Foto: Kaloian Santos (Archivos).

Recostada en la cama y con las piernas hacia arriba, repaso con la mirada el cuadrado que forman las líneas rectas del techo de mi cuarto. Me sé de memoria todas sus esquinas; las polillas que las habitan ya tienen hasta nombre. Lucinda y Teresa llevan aquí viviendo un largo tiempo, pero yo no las quito porque me da lástima y porque tampoco voy a perder mi tiempo desalojando polillas, dónde se ha visto.

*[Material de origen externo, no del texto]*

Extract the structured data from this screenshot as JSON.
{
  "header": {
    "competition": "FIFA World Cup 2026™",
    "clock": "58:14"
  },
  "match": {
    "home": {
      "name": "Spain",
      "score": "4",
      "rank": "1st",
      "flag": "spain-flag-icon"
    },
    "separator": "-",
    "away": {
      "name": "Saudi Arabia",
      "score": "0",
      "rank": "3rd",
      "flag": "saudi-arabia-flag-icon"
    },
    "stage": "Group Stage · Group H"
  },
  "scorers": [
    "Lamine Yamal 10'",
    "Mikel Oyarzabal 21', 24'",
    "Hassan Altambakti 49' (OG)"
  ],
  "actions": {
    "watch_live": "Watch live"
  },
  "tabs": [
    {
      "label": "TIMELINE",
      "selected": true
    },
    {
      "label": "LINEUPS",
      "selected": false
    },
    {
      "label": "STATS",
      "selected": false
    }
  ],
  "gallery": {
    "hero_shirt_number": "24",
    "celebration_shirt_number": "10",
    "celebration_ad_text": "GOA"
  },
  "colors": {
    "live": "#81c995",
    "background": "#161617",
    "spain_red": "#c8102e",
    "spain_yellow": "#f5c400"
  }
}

Retomando: de cabeza repaso el cuadrado con la mirada, pero la mente, en contrapartida, anda en círculos, que es como anda en realidad la vida: en círculos, el que les diga que anda en línea recta no sabe de lo que habla. O el pobre es un “normal feliz” de esos que se las saben todas y que no lloran ni se arrepienten de nada (contiene ironía), como los nombró Retamar.

Haciendo la Beth Harmon en su devaneo ajedrecístico, dibujo el primer garabato de esta crónica en el espacio interior del cuadrado del techo, donde miro y que es como una hoja de papel, pero mejor, —aunque, obviamente, después terminaría de escribir en mi laptop—, mientras la punta de la nariz, embarrada de aceite esencial, me huele a la lavanda que me acompaña a dondequiera que voy; como acompaña el inhalador de mentol al que se resfría, o el salbutamol a un asmático crónico.

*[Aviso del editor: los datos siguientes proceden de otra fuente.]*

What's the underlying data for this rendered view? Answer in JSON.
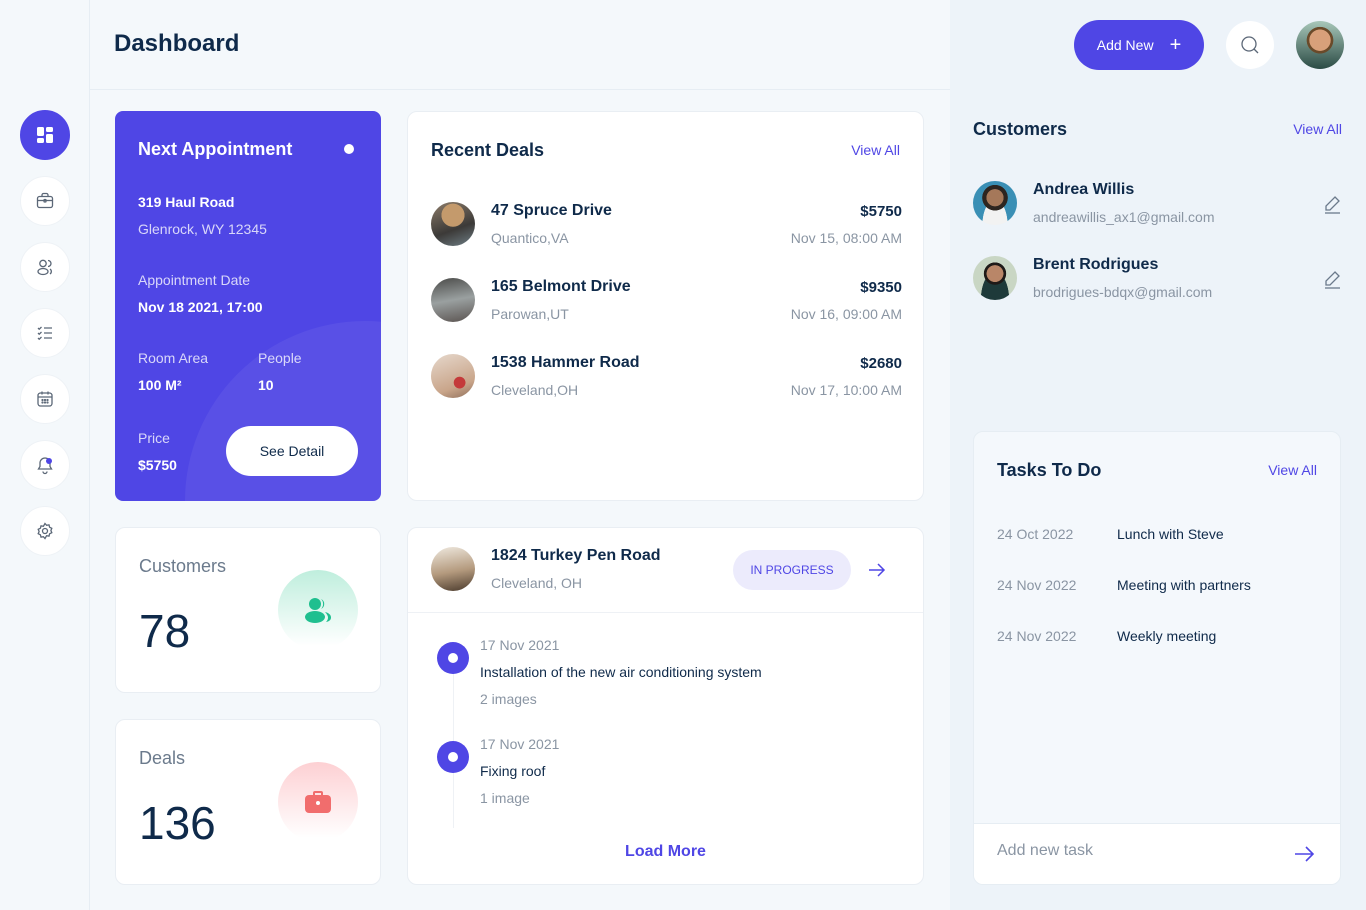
{
  "header": {
    "title": "Dashboard",
    "add_new_label": "Add New"
  },
  "sidebar": {
    "items": [
      {
        "name": "dashboard",
        "icon": "grid-icon",
        "active": true
      },
      {
        "name": "deals",
        "icon": "briefcase-icon",
        "active": false
      },
      {
        "name": "customers",
        "icon": "users-icon",
        "active": false
      },
      {
        "name": "tasks",
        "icon": "checklist-icon",
        "active": false
      },
      {
        "name": "calendar",
        "icon": "calendar-icon",
        "active": false
      },
      {
        "name": "notifications",
        "icon": "bell-icon",
        "active": false,
        "has_badge": true
      },
      {
        "name": "settings",
        "icon": "gear-icon",
        "active": false
      }
    ]
  },
  "appointment": {
    "title": "Next Appointment",
    "address_line1": "319 Haul  Road",
    "address_line2": "Glenrock,  WY  12345",
    "date_label": "Appointment Date",
    "date_value": "Nov 18 2021, 17:00",
    "room_area_label": "Room Area",
    "room_area_value": "100  M²",
    "people_label": "People",
    "people_value": "10",
    "price_label": "Price",
    "price_value": "$5750",
    "button_label": "See Detail"
  },
  "stats": {
    "customers": {
      "label": "Customers",
      "value": "78",
      "icon": "users-icon",
      "color": "#1fbf8f"
    },
    "deals": {
      "label": "Deals",
      "value": "136",
      "icon": "briefcase-icon",
      "color": "#f16d6d"
    }
  },
  "recent_deals": {
    "title": "Recent Deals",
    "view_all": "View All",
    "items": [
      {
        "name": "47 Spruce Drive",
        "location": "Quantico,VA",
        "price": "$5750",
        "date": "Nov 15, 08:00 AM"
      },
      {
        "name": "165 Belmont Drive",
        "location": "Parowan,UT",
        "price": "$9350",
        "date": "Nov 16, 09:00 AM"
      },
      {
        "name": "1538 Hammer Road",
        "location": "Cleveland,OH",
        "price": "$2680",
        "date": "Nov 17, 10:00 AM"
      }
    ]
  },
  "progress": {
    "name": "1824 Turkey Pen Road",
    "location": "Cleveland,  OH",
    "status": "IN PROGRESS",
    "timeline": [
      {
        "date": "17 Nov 2021",
        "text": "Installation of the new air conditioning system",
        "sub": "2  images"
      },
      {
        "date": "17 Nov 2021",
        "text": "Fixing roof",
        "sub": "1  image"
      }
    ],
    "load_more": "Load More"
  },
  "customers": {
    "title": "Customers",
    "view_all": "View All",
    "items": [
      {
        "name": "Andrea  Willis",
        "email": "andreawillis_ax1@gmail.com"
      },
      {
        "name": "Brent  Rodrigues",
        "email": "brodrigues-bdqx@gmail.com"
      }
    ]
  },
  "tasks": {
    "title": "Tasks To Do",
    "view_all": "View All",
    "items": [
      {
        "date": "24 Oct 2022",
        "text": "Lunch with Steve"
      },
      {
        "date": "24 Nov 2022",
        "text": "Meeting with partners"
      },
      {
        "date": "24 Nov 2022",
        "text": "Weekly meeting"
      }
    ],
    "input_placeholder": "Add new task",
    "input_value": ""
  },
  "colors": {
    "accent": "#4f46e5",
    "text_dark": "#0f2a4a",
    "muted": "#8a95a3",
    "green": "#1fbf8f",
    "red": "#f16d6d"
  }
}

Lo mío es ponerme de cabeza. Una de las tantas válvulas de escape para una cuarentena que parece no tener fin; para el tiempo que llevo sin ver a mi familia; para lidiar con las ganas de prestarle por el tiempo que sea preciso mi abrazo a la amiga que no puede ni podrá nunca más abrazar a su padre. Desde niña lo hago, cuando quiero mirar el mundo desde la planta-estación intergaláctica de mis pies. Me voy a aquel sitio que algunos llaman “las musarañas”, otros “la luna de valencia”. “Se te va a ir la sangre para la cabeza muchacha” es una de las frases que más me martillaron los tímpanos en la infancia por esa manía que tengo de ponerme de cabeza. Es una pena que al revés escribir se pueda no. Luego tengo que irme corriendo para la computadora porque mi cachola-disco duro no tiene tanto espacio para almacenar la información que extraigo del techo. De hecho, para poner todas estas palabras en el papel digital tuve que sacudirme bastante; y ustedes leen ahora un modesto garabato, resultado de lo que pude transcribir y de lo que sobró del tiempo que estuve patas arriba. Las ideas, como verán, a veces no tienen mucho sentido cuando una está de pie y esta crónica no va a absolutamente parte ninguna, perdonen, quise decir “ninguna parte”.

Pero, a pesar de esos efectos colaterales y de la decepción de tener que leer esto que escribo estando sentada, como las personas normales, cuando me pongo de cabeza es cuando veo las cosas de las que después valdrá la pena escribir. Por eso lo hago desde los seis u ocho años, la edad en realidad no importa (al final me la estoy inventando). Las primeras veces que lo hice usé a las nubes como superficie, pero si en el techo es difícil escribir, imagínense en esas pelusas de algodón gigantes que no se quedan quietas. Seguí practicando con el tiempo en superficies más lisas y menos tercas que aquellas masas de gas que después es lluvia y es nieve, hasta que una vez descubrí que, si miraba atenta al techo, podía ver cosas, como un argumento de mi tesis que parecía haberse soltado de alguna parte y llegado a mí en caída libre. Lo agarré corriendo no se me fuera a escapar, escurridizo que era, bien que me costó arrancarlo de la telaraña en la que se quedó suspenso por largo tiempo. Tratando de sacarlo por poco le deshago la casa a la pobre Lucinda, que sigue ahí, muy bien, gracias.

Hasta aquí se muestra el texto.